Rental furniture is a subject of contention among apartment-dwellers and others, perhaps because renters already spend a significant portion of their monthly incomes on property that ultimately won’t be theirs. The concept of renting one’s furniture, too, makes some people feel a little unsettled — and frivolous with their budgets.
For some, however, it’s a worthwhile consideration, particularly for those who live a nomadic lifestyle (consultants, for example, or other executives who spend a portion of their lives city-hopping on a series of short-term assignments). If you’re constantly packing up and heading to your next temporary hometown, how cost-effective is it to keep moving your furniture to the tune of a $1,000 or $2,000 per move? Or if you’ve mustered enough nerve to take the plunge and move where you’ve always wanted to live, with the philosophy that you’ll spend two years there and see if it works for you, then again, rental furniture could be a good bet. If your plans suddenly change, you’ll be able to return rented furniture, and won’t be faced with the double financial whammy of both an impending move the hefty cost of new furniture that you now have to ship.

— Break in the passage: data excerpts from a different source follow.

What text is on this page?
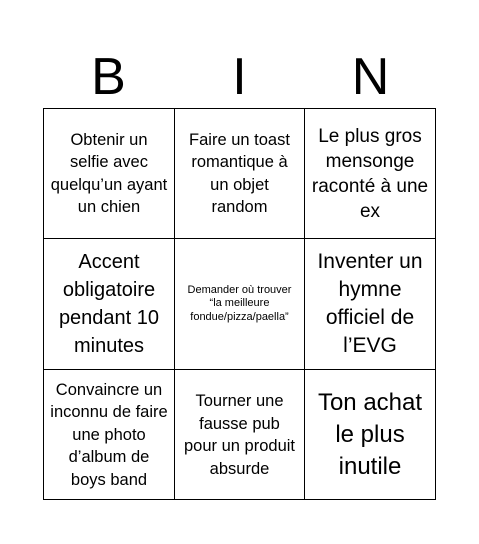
B	I	N
Obtenir un selfie avec quelqu’un ayant un chien
Faire un toast romantique à un objet random
Le plus gros mensonge raconté à une ex
Accent obligatoire pendant 10 minutes
Demander où trouver “la meilleure fondue/pizza/paella”
Inventer un hymne officiel de l’EVG
Convaincre un inconnu de faire une photo d’album de boys band
Tourner une fausse pub pour un produit absurde
Ton achat le plus inutile
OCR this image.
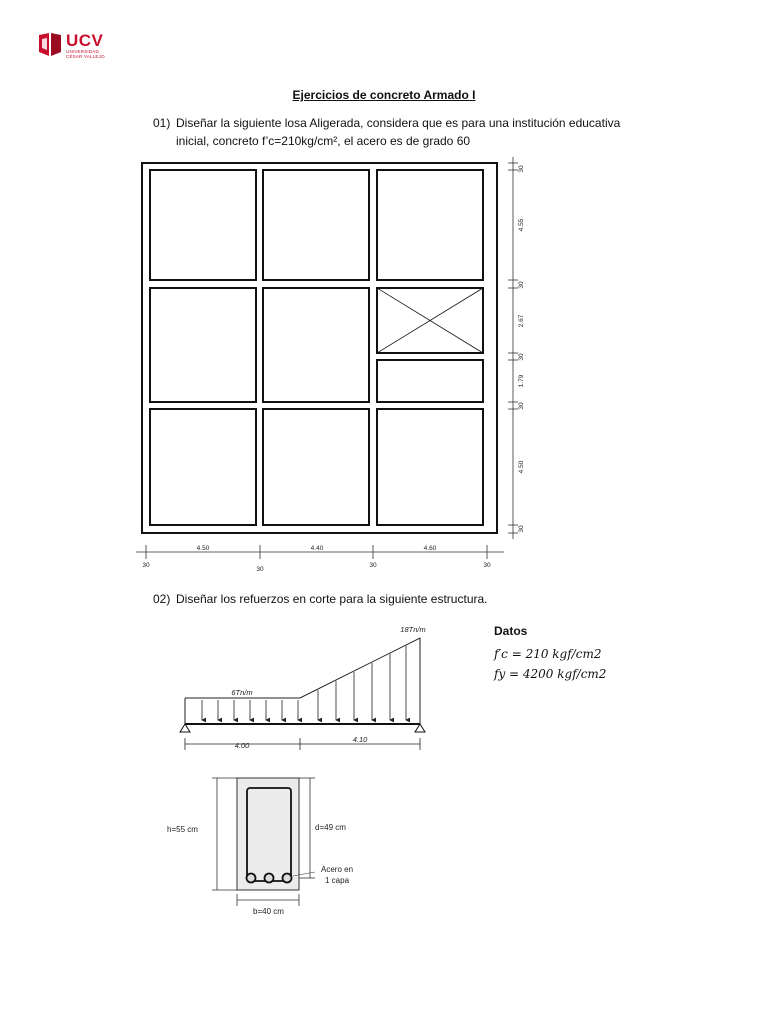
UCV
UNIVERSIDAD
CÉSAR VALLEJO
Ejercicios de concreto Armado I
01) Diseñar la siguiente losa Aligerada, considera que es para una institución educativa
inicial, concreto f’c=210kg/cm², el acero es de grado 60
30
4.55
30
2.67
30
1.79
30
4.50
30
4.50	4.40	4.60
30
30
30	30
02) Diseñar los refuerzos en corte para la siguiente estructura.
6Tn/m
18Tn/m
4.00
4.10
Datos
f′c = 210 kgf/cm2
fy = 4200 kgf/cm2
h=55 cm	d=49 cm
b=40 cm
Acero en
1 capa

One noteworthy advantage of renting versus buying furniture is that many rental companies, such as CORT Furniture Rental, for example, offer high-quality, brand-name items — tables, lamps, beds, sofas — that you’d be likely to find in your nearest department store. If waltzing into Macy’s and buying that bed you’ve always wanted has always been a financial impossibility for you, it could be yours — though not technically — if you rent instead.
Rent-to-own furniture companies have been the subject of considerable scrutiny recently. Although not every rent-to-own company merits suspicion, consumers are well-advised to be wary; in some cases, consumers could end up paying as much as 50 percent more than the retail price for an item purchased through lease or rent-to-buy plans. Many furniture rental companies require that an item be leased for a minimum of one or two years before it may be purchased.
The rent-versus-buy issue all comes down to whether you’re the type of home owner who places a premium on your surroundings — meaning that your home and your environment are high on your priority list — or whether you’re happy enough living on a futon with a TV tray and a few crates for end tables. But of course, if you ever plan to entertain or have guests — particularly if there’s a possibility of your associates dropping by for any length of time — you’ll need to graduate beyond the student dorm/cinder block look.
But the furniture rental market reaches beyond just the nomadic executive. The newly separated or divorced, home disaster victims, relocation service providers, and developers in need of model home furniture all rely on furniture rental companies. In addition, these companies often are able to make deliveries within 48 hours, in contrast to the often lengthy waits required when home owners buy furniture.
“If you’re going to be in a place for under two years, it’s an absolute: Renting will be more cost-effective than buying furniture,” says Edward Rosenfeld, president of International Furniture Rentals (IFR), based in Hawthorne, N.Y.
If you plan on remaining in your digs beyond two years, however, you may want to consider buying your furniture, or at least a portion of your furnishings, because renting becomes a less economically wise decision once your stay lengthens to three years and more. Although the prospect of moving all of that furniture later on down the road doesn’t excite you, month-to-month payments may not, either. And after all, moving one’s furniture is essentially a one-time expense.
If you’re unsure whether to rent or buy, it helps to do a little cost comparison of your own, either by visiting furniture rental outlets (bring along your floor plan and a few notes on color of carpet, desired styles, etc.) or by researching their respective Web sites. If you’re relocating on a frequent basis, and your lifestyle demands flexibility, compare the cost of renting to the cost of shipping furniture from one destination to another and then back again. Should you be called away on yet another assignment, you’re probably going to have to store your furniture if you own it. Note that some companies reimburse their employees for furniture rental expenses.
Consumers should also ask for the furniture’s country of origin. Do a little investigative work, and find out who the maker is and what kinds of materials were used (imitation leather, after all, is a far cry from bona fide leather). And be sure to ask about guarantees and return policies, should an item either arrive damaged or break down later due to low-grade quality or construction. When it comes to furniture rental, the timeless caveat applies: Let the buyer — or in this case, renter — beware.